The KMA is the premier Association working to improve the welfare of doctors in the country as well as advocating for quality healthcare for all Kenyans. It currently has close to 3000 members.
Following a Governing Council Meeting held on September 23rd, 2017 at which the NGLHRC’s concerns surrounding the complicity of medical professionals in forced medical examinations were raised, the KMA Governing Council issued a press statement resolving, among other things:
- To condemn and discourage any form of forced examination of clients, even in the guise of discovering crimes, and to advise practitioners to always conduct consenting procedures for ALL clients they examine.
- To advise practitioners to ALWAYS adhere to the Code of Ethics and Professional Conduct in their interactions with all clients under all circumstances, including those under police custody.
- To call on the National Government to ensure that health workers operate in safe and secure environments, free of intimidation or duress, including from officers in government or the security forces.
- Through our Reproductive Health Committee, to organize a forum to address the health needs and rights of members of the LGBTIQ community.
Read the full press statement here.
This is a first for Kenya, and proof that our work is bearing fruit!

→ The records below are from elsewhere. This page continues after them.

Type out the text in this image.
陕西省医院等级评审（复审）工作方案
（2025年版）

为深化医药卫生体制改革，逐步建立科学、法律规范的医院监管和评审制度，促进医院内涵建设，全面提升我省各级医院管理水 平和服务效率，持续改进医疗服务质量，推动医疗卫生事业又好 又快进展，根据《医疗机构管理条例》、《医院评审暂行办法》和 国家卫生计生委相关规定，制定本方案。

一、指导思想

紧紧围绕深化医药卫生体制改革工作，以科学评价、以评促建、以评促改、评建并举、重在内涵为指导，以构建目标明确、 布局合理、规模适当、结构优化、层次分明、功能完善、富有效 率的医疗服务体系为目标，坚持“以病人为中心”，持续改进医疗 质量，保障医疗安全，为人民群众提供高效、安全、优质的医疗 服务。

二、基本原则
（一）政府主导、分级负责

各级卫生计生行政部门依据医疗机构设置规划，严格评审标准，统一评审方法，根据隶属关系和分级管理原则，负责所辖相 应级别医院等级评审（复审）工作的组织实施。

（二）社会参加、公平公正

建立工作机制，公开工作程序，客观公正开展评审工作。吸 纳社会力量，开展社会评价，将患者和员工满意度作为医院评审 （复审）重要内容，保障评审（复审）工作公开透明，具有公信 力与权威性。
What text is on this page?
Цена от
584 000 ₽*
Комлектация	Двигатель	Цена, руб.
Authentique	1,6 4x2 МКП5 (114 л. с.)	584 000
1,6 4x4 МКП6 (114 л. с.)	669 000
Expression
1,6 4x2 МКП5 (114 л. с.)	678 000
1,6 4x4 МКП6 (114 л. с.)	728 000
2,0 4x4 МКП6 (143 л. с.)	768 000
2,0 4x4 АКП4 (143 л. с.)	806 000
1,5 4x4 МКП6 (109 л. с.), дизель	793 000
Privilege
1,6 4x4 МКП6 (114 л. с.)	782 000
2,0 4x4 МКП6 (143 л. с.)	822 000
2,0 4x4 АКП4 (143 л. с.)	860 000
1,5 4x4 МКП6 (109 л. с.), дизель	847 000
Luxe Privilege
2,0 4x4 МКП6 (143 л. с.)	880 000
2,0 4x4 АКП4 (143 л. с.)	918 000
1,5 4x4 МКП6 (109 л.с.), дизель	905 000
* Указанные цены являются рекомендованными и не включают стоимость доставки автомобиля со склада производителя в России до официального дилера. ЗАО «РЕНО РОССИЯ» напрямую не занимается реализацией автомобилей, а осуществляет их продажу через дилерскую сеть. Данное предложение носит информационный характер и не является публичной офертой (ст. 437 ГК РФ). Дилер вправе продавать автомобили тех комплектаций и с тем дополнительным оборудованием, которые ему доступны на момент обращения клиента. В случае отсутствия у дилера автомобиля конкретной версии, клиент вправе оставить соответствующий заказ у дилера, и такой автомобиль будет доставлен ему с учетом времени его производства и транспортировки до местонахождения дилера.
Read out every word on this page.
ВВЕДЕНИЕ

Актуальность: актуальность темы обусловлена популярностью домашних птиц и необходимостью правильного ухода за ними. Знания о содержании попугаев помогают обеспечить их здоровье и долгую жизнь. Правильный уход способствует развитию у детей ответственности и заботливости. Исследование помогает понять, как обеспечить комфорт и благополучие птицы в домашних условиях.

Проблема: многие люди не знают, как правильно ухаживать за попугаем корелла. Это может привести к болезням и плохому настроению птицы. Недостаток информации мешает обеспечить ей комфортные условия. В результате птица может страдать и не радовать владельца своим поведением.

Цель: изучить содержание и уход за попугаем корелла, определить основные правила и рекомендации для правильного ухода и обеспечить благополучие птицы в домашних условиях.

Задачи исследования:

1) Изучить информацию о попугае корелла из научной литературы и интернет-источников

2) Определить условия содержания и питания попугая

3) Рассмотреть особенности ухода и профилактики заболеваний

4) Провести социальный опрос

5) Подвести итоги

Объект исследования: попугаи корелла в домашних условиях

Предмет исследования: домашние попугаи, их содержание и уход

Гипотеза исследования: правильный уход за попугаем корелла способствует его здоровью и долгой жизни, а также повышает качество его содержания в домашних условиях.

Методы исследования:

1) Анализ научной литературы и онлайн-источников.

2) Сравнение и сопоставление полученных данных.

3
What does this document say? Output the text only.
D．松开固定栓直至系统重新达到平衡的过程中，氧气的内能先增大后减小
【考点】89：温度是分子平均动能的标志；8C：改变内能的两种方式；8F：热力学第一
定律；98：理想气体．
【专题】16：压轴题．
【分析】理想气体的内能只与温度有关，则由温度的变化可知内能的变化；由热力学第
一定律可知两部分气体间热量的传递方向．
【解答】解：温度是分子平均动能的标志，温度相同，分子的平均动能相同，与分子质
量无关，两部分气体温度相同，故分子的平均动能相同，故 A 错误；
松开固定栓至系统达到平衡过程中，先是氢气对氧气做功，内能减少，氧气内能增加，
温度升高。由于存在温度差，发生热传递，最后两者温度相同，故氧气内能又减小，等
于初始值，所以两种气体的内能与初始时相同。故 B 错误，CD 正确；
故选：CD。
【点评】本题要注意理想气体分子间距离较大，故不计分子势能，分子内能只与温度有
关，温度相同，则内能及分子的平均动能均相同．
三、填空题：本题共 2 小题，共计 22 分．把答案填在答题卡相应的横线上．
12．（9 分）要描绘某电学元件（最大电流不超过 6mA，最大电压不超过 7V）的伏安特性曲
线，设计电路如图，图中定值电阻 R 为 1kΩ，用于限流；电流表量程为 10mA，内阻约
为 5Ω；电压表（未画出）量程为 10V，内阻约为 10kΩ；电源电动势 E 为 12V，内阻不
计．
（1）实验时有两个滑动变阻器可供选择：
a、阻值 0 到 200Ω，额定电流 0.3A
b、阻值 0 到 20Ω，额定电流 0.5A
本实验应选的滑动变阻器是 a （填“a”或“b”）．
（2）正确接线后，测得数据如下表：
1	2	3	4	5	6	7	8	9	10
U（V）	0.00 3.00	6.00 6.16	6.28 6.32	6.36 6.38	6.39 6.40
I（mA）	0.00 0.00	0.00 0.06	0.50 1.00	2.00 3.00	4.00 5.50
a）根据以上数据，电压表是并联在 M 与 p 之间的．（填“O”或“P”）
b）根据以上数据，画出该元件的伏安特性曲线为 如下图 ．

NGLHRC is encouraged by this progressive statement as we work to end the use of forced anal examinations, which have been shown to be discriminatory and bear no scientific basis as to their findings. In fact, such exams have been disproven within the medical community as a means to ascertain whether individuals have engaged in anal sex. As Dr. Bichanga Osiemo, a medical professional working with Independent Medico-Legal Unit (IMLU) and a member of the KMA Standing Committee on Human Rights notes, “the lack of standardization of the practice [examinations are conducted using various methods and at the discretion of practitioners] means the practice is not derived from knowledge gained in medical school but instead, it is something cultured. Therefore, there is no established basis on which practitioners form their conclusions.”
The support of medical doctors in ending the practice is crucial as evidenced in countries like Tunisia where a ban on forced anal examinations to prove homosexuality was recently issued, in part due to strong opposition from the medical community.
We, the NGLHRC team, support medical doctors in Kenya who are standing up for the rights of the LGBTIQ community to be treated with dignity and respect.”
Sign the petition against forced anal examinations.”
Pan Africa ILGA congratulates the National Gay and Lesbian Human Rights Commission, Kenya Medical Association and Kenyan activists in this groundbreaking victory and join them in the hope that this win will spread throughout the continent.
NGLHRC’s case appealing the use of forced anal examinations, Petition 51 of 2015: Freedom from cruel, inhuman and degrading treatment under Article 25 of the Constitution of Kenya is scheduled to be heard on Tuesday, October 11th, 2017.
The case regards the forced anal examinations and STI testing of two men in Kwale county in 2015. In June 2016, the High Court of Mombasa sided with law enforcement that this was a legitimate means of gathering evidence of consensual same sex. NGLHRC is appealing this discriminatory ruling.”